Common errors & troubleshooting
- The decoded timestamp is decades off (e.g. year 1970 or 2100). — You are decoding with the wrong epoch. Switch the preset to match the source — Discord vs Twitter epochs differ by years — or set the exact custom epoch.
- Generate reports 'Sequence must be between 0 and 4095.' — The sequence field is only 12 bits. Keep worker and process within 0–31 and sequence within 0–4095 so each value fits its slot.
- 'Timestamp is before the chosen epoch.' — A Snowflake stores milliseconds since its epoch, so the timestamp must be at or after the epoch. Pick a later time or a smaller epoch.
- The pasted ID looks rounded or loses its last digits. — Snowflakes exceed JavaScript's safe integer range, so treat them as strings. This tool uses BigInt, but avoid pasting an ID that some other tool already parsed as a float.
Frequently asked questions
- What is a Snowflake ID?
- A Snowflake is a 64-bit id used by Twitter and Discord that packs a millisecond timestamp, a worker (machine) id, a process id, and a per-millisecond sequence into a single sortable number, so ids are unique and roughly time-ordered without a central counter.
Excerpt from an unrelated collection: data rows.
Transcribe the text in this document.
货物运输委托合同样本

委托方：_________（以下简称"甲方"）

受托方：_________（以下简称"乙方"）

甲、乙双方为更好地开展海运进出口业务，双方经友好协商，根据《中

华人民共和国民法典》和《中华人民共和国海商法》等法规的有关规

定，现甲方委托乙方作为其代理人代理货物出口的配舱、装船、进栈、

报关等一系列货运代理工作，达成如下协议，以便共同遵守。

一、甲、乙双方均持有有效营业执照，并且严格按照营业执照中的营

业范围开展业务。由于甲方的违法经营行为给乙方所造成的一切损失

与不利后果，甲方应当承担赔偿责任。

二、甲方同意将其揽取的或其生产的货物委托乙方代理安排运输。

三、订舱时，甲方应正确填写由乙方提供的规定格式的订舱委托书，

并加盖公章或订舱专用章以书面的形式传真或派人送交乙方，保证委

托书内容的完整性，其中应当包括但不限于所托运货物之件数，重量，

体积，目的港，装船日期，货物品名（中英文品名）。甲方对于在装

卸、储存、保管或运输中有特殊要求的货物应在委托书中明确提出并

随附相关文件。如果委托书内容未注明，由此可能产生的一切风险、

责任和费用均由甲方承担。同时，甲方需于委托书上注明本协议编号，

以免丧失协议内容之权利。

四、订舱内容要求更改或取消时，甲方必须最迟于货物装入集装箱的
- How do I find when a Discord message was sent from its ID?
- Paste the message or user id into Decode with the Discord epoch selected. The tool shifts out the 42 timestamp bits, adds the Discord epoch (1420070400000 ms), and shows the exact creation time as ISO and Unix milliseconds.
- What is the difference between the Twitter and Discord epochs?
- Both layouts are the same bit widths, but they count milliseconds from different start points: Twitter uses 1288834974657 (Nov 2010) and Discord uses 1420070400000 (Jan 2015). Decoding with the wrong one shifts every timestamp by that gap.
- Why are worker and process capped at 31 and sequence at 4095?
- The layout gives 5 bits each to worker and process (2^5 − 1 = 31) and 12 bits to the sequence (2^12 − 1 = 4095). Values above those limits would overflow into the next field, so the generator rejects them.
- Can I use a custom epoch for my own service?
- Yes. Choose the Custom preset and enter your epoch in Unix milliseconds. Generate and Decode then use that value, which lets you work with any Snowflake-style scheme that keeps the 42/5/5/12 bit layout.
- Are the IDs I generate or decode sent anywhere?
- No. Every bit-shift runs in your browser with BigInt. The timestamps, ids, and field values you type or paste never leave your device and are not uploaded to ArrayKit.